Protective effect of gallic acid and Syzygium cumini extract against oxidative stress-induced cellular injury in human lymphocytes

• Published in: Drug and chemical toxicology (New York, N.Y. 1978) Vol. 39; no. 3; pp. 256 - 263
• Main Authors: De Bona, Karine Santos, Bonfanti, Gabriela, Bitencourt, Paula Eliete Rodrigues, da Silva, Thainan Paz, Borges, Raphaela Maleski, Boligon, Aline, Pigatto, Aline, Athayde, Margareth Lynde, Moretto, Maria Beatriz
• Format: Journal Article
• Language: English
• Published: United States Taylor & Francis 02.07.2016
• Subjects: Adenosine deaminase; Amidines - pharmacology; Antioxidants - isolation & purification; Antioxidants - pharmacology; Cell Culture Techniques; Cell Survival - drug effects; Cells, Cultured; cellular viability; Chromatography, High Pressure Liquid; dipeptidyl peptidase IV; Gallic Acid - pharmacology; Humans; lactate dehydrogenase; lipid peroxidation; Lipid Peroxidation - drug effects; Lymphocytes - drug effects; Lymphocytes - pathology; Oxidative Stress - drug effects; plant extract; Plant Extracts - isolation & purification; Plant Extracts - pharmacology; Plant Leaves - chemistry; Syzygium - chemistry; lactate dehydrogenase; dipeptidyl peptidase IV; plant extract; cellular viability; Adenosine deaminase; lipid peroxidation
• ISSN: 0148-0545; 1525-6014
• DOI: 10.3109/01480545.2015.1084631

Context: Syzygium cumini (Myrtaceae) presents antioxidant, anti-inflammatory, hypoglycemic and antibacterial effects; however, the cellular and molecular mechanisms of action in the immune system are not yet completely elucidated.
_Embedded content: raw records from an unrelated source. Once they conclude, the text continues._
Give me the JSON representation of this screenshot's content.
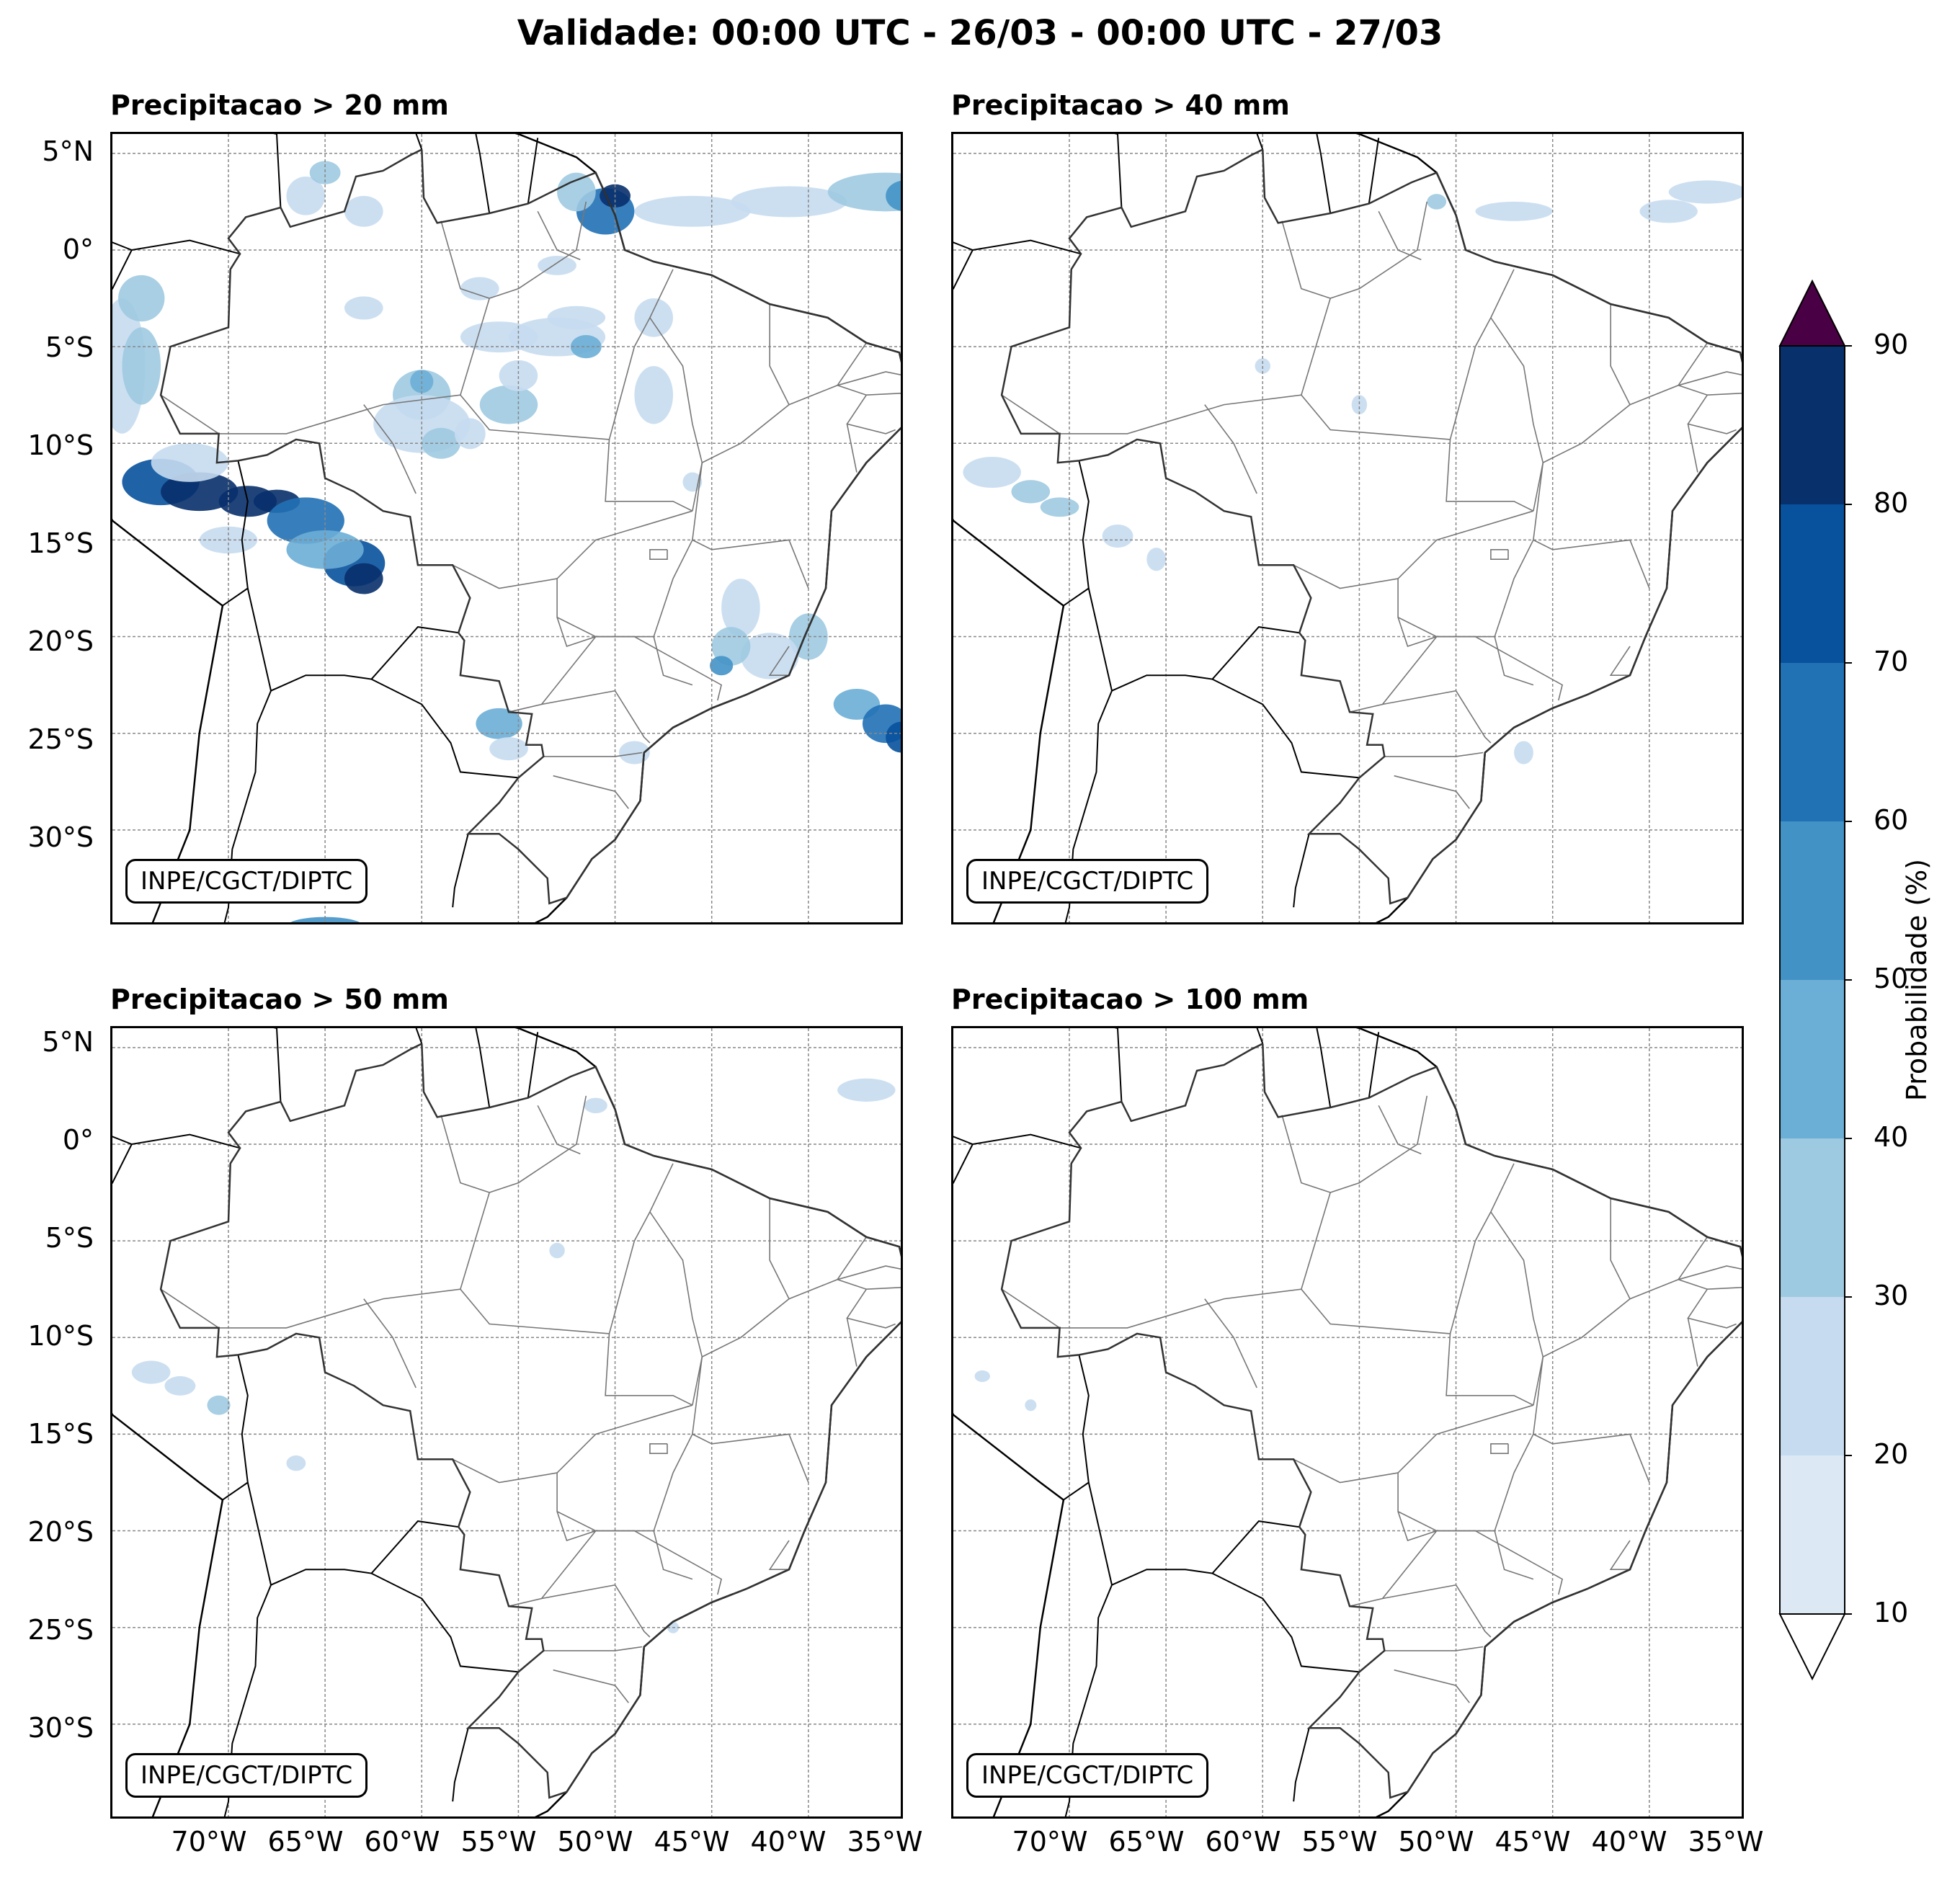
{
  "title": "Validade: 00:00 UTC - 26/03 - 00:00 UTC - 27/03",
  "credit": "INPE/CGCT/DIPTC",
  "panels": [
    {
      "title": "Precipitacao > 20 mm"
    },
    {
      "title": "Precipitacao > 40 mm"
    },
    {
      "title": "Precipitacao > 50 mm"
    },
    {
      "title": "Precipitacao > 100 mm"
    }
  ],
  "lat_ticks": [
    "5°N",
    "0°",
    "5°S",
    "10°S",
    "15°S",
    "20°S",
    "25°S",
    "30°S"
  ],
  "lon_ticks": [
    "70°W",
    "65°W",
    "60°W",
    "55°W",
    "50°W",
    "45°W",
    "40°W",
    "35°W"
  ],
  "colorbar": {
    "label": "Probabilidade (%)",
    "ticks": [
      "10",
      "20",
      "30",
      "40",
      "50",
      "60",
      "70",
      "80",
      "90"
    ],
    "colors": [
      "#dce9f5",
      "#c6dbef",
      "#9ecae1",
      "#6baed6",
      "#4292c6",
      "#2171b5",
      "#08519c",
      "#08306b"
    ],
    "over_color": "#4a0044",
    "under_color": "#ffffff"
  },
  "map_extent": {
    "lon": [
      -76,
      -35
    ],
    "lat": [
      -35,
      6
    ]
  }
}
Objective: This study evaluates the in vitro effect of gallic acid and aqueous S. cumini leaf extract (ASc) on adenosine deaminase (ADA) and dipeptidyl peptidase IV (DPP-IV) activities, cell viability and oxidative stress parameters in lymphocytes exposed to 2, 2′-azobis-2-amidinopropane dihydrochloride (AAPH). Materials and methods: Lymphocytes were incubated with ASc (100 and 500 µg/ml) and gallic acid (50 and 200 µM) at 37 °C for 30 min followed by incubation with AAPH (1 mM) at 37 °C for 2 h. After the incubation time, the lymphocytes were used for determinations of ADA, DPP-IV and lactate dehydrogenase (LDH) activities, lipid peroxidation, protein thiol (P-SH) group levels and cellular viability by colorimetric methods. Results: (i) HPLC fingerprinting of ASc revealed the presence of catechin, epicatechin, rutin, quercitrin, isoquercitrin, quercetin, kaempferol and chlorogenic, caffeic, gallic and ellagic acids; (ii) for the first time, ASc reduced the AAPH-induced increase in ADA activity, but no effect was observed on DPP-IV activity; (iii) ASc increased P-SH groups and cellular viability and decreased LDH activity, but was not able to reduce the AAPH-induced lipid peroxidation; (iv) gallic acid showed less protective effects than ASc. Discussion and conclusion: ASc affects the purinergic system and may modulate adenosine levels, indicating that the extract of this plant exhibits immunomodulatory properties. ASc also may potentially prevent the cellular injury induced by oxidative stress, highlighting its cytoprotective effects.